Thanks for that. However, the way I subtract out averages by male and
then run the regression is exactly what the -i()- option should do.
This re-creates the regression as I would expect. The problem I run
into is then subtracting averages from a second categorical variables
(in my example, topper). I can't specify two or more variables with
the -i()- option so I'm back to the same issue as before.
In addition, the group fixed effects are not the fixed effects I am
trying to manually subtract out. I let Stata handle those.
Chris
On Mon, Jun 21, 2010 at 9:10 AM, Clive Nicholas
<[email protected]> wrote:
> Chris Parker wrote:
>
>> I'm trying to run a panel regression with a large number of fixed
>> effects in addition to the group fixed effects that xtreg takes care
>> of for me. Because of the large number of variables I cross the limit
>> on matsize of 11,000. I have therefore opted to subtract out some of
>> the fixed effects.
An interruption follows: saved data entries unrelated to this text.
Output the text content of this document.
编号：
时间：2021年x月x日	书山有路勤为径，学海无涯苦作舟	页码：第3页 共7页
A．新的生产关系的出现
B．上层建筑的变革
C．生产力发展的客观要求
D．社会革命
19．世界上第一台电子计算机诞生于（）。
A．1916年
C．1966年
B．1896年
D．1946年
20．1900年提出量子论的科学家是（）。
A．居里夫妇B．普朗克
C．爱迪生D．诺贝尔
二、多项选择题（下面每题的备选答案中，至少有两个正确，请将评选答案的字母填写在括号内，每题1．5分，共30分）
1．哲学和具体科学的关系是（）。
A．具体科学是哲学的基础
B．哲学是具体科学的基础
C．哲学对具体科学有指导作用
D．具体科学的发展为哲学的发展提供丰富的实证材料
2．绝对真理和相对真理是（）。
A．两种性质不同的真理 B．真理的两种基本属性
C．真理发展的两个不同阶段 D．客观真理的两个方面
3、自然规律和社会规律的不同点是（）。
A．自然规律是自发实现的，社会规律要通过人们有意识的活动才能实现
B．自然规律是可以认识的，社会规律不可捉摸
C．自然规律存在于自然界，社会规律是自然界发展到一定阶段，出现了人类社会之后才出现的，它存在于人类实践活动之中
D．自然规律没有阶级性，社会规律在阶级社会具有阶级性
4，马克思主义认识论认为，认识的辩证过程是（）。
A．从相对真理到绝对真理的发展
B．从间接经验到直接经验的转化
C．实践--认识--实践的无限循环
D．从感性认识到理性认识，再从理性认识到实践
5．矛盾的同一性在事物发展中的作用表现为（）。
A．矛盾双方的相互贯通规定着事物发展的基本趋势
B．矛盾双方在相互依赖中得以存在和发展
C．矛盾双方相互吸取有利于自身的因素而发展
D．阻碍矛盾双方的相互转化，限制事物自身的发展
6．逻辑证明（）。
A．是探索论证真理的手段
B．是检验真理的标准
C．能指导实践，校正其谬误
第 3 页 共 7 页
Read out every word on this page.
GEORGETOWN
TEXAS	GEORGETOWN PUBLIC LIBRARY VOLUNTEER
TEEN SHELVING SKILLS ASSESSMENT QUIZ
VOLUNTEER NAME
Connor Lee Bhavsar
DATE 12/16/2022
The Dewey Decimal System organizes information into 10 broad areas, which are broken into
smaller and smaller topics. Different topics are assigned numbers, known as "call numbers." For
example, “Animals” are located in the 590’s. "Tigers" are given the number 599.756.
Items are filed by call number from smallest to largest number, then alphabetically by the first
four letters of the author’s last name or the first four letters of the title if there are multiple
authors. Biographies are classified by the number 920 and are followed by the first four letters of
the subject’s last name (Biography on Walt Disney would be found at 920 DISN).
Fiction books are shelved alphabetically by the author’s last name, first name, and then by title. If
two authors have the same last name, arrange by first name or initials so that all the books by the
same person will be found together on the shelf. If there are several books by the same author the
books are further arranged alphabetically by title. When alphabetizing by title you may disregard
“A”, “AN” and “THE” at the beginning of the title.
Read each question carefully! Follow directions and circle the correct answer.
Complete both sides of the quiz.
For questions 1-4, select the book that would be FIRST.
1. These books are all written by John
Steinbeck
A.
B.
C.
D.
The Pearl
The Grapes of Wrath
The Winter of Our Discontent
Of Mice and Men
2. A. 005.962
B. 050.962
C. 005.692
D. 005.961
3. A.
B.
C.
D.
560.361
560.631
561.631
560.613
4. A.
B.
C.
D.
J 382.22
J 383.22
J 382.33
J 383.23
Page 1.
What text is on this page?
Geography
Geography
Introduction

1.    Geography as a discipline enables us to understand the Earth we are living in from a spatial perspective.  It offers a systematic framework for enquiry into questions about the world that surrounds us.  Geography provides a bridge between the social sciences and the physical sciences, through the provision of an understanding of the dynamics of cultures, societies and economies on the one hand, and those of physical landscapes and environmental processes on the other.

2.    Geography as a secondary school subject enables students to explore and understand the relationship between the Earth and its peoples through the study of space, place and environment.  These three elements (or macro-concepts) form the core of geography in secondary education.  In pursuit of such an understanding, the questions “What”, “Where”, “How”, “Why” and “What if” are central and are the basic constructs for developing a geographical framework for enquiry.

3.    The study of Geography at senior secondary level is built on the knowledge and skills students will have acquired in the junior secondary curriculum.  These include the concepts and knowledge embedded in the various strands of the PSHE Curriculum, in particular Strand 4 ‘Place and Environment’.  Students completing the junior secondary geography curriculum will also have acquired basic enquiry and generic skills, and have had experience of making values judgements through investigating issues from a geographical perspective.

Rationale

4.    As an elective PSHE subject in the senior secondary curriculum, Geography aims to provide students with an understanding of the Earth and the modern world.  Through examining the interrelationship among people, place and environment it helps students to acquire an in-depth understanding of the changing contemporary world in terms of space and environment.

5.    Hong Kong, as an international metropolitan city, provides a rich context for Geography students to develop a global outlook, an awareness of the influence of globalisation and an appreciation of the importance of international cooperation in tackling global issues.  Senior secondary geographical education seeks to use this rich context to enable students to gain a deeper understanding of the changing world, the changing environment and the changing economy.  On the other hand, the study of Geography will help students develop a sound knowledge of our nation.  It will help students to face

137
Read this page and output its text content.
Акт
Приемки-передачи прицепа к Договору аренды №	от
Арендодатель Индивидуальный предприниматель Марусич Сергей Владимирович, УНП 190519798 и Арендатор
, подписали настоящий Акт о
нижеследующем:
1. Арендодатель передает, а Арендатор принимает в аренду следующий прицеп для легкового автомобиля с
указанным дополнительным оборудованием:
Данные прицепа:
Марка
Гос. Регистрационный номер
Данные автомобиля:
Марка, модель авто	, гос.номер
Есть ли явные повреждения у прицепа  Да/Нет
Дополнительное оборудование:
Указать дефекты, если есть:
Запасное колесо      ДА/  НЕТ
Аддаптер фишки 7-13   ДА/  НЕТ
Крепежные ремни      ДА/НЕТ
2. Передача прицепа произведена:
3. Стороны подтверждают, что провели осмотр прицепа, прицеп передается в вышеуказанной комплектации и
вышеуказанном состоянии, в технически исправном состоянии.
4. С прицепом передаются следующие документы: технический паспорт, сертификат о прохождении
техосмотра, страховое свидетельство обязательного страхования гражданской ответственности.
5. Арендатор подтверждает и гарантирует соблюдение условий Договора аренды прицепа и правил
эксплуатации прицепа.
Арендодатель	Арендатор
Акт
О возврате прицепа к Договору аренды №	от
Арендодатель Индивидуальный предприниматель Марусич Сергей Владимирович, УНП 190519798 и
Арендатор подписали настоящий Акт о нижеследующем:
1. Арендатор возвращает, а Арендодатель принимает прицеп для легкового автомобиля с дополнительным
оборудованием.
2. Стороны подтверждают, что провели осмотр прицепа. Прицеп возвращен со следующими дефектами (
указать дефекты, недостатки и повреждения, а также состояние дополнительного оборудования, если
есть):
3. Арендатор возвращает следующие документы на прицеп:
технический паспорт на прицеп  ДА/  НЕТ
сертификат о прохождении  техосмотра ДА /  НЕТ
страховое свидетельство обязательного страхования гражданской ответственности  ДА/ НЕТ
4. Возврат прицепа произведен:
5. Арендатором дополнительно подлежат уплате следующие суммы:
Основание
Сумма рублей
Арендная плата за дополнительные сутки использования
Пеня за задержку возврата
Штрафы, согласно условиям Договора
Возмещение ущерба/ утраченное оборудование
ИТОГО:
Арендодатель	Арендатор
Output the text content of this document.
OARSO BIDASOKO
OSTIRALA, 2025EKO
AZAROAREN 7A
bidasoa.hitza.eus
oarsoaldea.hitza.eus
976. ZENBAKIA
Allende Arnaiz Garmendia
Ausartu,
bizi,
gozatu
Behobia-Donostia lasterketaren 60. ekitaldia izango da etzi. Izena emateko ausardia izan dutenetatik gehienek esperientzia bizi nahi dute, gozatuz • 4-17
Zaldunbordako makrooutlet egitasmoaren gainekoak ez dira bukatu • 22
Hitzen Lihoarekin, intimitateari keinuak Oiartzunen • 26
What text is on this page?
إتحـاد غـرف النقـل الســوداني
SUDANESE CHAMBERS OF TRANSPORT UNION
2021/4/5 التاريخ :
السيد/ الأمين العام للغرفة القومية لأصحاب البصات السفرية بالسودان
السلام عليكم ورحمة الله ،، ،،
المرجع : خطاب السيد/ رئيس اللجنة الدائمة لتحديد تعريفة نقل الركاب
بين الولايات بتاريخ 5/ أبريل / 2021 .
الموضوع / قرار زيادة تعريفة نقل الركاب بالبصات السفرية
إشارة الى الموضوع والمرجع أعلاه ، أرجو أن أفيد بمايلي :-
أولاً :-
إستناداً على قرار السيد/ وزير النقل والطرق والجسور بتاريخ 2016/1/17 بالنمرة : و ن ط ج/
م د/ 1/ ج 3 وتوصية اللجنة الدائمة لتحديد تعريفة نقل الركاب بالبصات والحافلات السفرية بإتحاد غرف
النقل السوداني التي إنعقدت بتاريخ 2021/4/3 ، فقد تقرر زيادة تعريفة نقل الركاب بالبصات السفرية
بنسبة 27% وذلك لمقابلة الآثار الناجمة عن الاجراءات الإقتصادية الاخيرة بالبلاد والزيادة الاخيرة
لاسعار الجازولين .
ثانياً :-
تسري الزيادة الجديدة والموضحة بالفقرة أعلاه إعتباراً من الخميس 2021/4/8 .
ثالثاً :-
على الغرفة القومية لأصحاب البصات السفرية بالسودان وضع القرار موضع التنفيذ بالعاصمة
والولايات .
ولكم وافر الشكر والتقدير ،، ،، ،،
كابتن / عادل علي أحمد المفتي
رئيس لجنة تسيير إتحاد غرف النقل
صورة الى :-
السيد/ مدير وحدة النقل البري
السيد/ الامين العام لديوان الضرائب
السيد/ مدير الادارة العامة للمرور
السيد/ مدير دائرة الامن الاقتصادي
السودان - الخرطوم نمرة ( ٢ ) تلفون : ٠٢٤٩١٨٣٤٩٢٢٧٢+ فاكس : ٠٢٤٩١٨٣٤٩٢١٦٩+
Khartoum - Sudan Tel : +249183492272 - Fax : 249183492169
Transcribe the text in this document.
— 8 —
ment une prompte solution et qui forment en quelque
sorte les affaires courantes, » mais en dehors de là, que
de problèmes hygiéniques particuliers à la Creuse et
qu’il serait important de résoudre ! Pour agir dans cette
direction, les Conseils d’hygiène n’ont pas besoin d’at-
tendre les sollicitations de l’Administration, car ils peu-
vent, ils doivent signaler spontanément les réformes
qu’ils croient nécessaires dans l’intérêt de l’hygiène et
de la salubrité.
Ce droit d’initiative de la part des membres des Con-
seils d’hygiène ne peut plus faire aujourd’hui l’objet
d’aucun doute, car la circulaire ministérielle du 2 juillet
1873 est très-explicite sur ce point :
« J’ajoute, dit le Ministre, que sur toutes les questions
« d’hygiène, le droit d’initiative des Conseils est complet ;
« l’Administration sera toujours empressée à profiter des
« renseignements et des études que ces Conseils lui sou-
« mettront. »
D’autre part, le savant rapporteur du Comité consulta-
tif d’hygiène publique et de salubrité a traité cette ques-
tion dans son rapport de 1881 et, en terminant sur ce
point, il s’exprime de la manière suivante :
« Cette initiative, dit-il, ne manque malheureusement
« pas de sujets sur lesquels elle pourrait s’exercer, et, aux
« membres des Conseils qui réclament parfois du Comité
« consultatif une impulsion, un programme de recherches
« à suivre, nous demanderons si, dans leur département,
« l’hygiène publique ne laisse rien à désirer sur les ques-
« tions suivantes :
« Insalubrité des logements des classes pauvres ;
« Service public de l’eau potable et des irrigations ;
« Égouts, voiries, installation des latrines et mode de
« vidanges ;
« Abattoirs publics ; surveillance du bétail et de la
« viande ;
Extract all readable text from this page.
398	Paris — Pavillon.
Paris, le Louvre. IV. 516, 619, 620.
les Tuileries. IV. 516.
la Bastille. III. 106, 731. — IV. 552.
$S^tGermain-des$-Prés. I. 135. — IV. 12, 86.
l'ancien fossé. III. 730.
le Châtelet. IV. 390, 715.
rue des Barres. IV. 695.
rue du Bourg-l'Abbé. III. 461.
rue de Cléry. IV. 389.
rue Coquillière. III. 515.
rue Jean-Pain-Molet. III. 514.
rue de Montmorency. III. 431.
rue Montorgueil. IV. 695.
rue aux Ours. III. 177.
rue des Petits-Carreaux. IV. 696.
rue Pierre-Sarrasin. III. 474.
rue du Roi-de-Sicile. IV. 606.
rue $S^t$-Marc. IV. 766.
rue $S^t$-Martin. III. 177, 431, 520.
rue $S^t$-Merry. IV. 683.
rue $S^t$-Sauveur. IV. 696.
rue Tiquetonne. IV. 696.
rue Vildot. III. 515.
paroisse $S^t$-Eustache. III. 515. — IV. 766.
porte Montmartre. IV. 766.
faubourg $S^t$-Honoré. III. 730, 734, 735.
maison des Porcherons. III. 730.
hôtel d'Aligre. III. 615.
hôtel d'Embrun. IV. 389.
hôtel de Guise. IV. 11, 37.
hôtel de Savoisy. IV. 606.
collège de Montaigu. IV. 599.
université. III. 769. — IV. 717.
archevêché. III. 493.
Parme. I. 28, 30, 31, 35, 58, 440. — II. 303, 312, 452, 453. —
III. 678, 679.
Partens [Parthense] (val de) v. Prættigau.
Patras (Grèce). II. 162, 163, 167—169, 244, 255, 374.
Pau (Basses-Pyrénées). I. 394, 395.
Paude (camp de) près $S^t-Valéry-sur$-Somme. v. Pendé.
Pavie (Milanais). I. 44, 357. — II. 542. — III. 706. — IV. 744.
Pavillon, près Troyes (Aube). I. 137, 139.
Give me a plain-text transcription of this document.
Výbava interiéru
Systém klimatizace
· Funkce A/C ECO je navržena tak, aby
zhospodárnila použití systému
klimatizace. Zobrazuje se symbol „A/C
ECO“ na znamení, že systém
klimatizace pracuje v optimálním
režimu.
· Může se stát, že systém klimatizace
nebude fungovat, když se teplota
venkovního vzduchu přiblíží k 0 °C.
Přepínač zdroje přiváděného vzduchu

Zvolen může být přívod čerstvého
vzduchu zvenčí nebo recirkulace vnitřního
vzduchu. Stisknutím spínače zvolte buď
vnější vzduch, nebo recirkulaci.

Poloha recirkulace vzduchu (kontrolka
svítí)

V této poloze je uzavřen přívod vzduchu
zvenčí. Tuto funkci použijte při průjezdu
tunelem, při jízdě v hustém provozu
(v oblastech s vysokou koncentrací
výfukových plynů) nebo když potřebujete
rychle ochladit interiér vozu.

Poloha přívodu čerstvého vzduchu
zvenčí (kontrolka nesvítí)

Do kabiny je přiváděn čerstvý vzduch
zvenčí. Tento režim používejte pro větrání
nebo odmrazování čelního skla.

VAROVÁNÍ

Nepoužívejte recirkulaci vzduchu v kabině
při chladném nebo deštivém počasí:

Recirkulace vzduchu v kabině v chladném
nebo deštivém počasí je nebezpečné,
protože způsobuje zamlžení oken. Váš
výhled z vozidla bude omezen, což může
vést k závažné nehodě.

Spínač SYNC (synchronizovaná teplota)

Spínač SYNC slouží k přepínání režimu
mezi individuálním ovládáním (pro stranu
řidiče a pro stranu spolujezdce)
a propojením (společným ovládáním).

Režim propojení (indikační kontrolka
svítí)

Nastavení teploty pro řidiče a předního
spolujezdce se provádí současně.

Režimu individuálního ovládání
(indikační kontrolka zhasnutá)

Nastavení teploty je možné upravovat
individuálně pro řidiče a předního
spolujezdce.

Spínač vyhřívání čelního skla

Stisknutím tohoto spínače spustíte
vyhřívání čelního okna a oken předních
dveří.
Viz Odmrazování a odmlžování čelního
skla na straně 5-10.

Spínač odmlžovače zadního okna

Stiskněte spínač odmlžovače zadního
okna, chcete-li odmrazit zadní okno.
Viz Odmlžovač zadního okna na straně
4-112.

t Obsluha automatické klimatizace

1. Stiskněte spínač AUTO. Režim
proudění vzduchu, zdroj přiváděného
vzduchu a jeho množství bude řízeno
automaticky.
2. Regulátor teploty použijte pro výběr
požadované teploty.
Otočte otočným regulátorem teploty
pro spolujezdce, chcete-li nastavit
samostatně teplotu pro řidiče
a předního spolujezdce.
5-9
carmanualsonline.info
My problem is that I don't know the best way to do
>> this when there are multiple fixed effects to be subtracted out.
>
> [...]
>
> You ought to be running -xtreg- with the -i()- and -fe- options
> switched on: this will automatically take care of your fixed effects
> and do the de-meaning for you. What happens when you do this?
>
> --
> Clive Nicholas
>
> [Please DO NOT mail me personally here, but at
> <[email protected]>. Please respond to contributions I make in
> a list thread here. Thanks!]
>
> "My colleagues in the social sciences talk a great deal about
> methodology. I prefer to call it style." -- Freeman J. Dyson.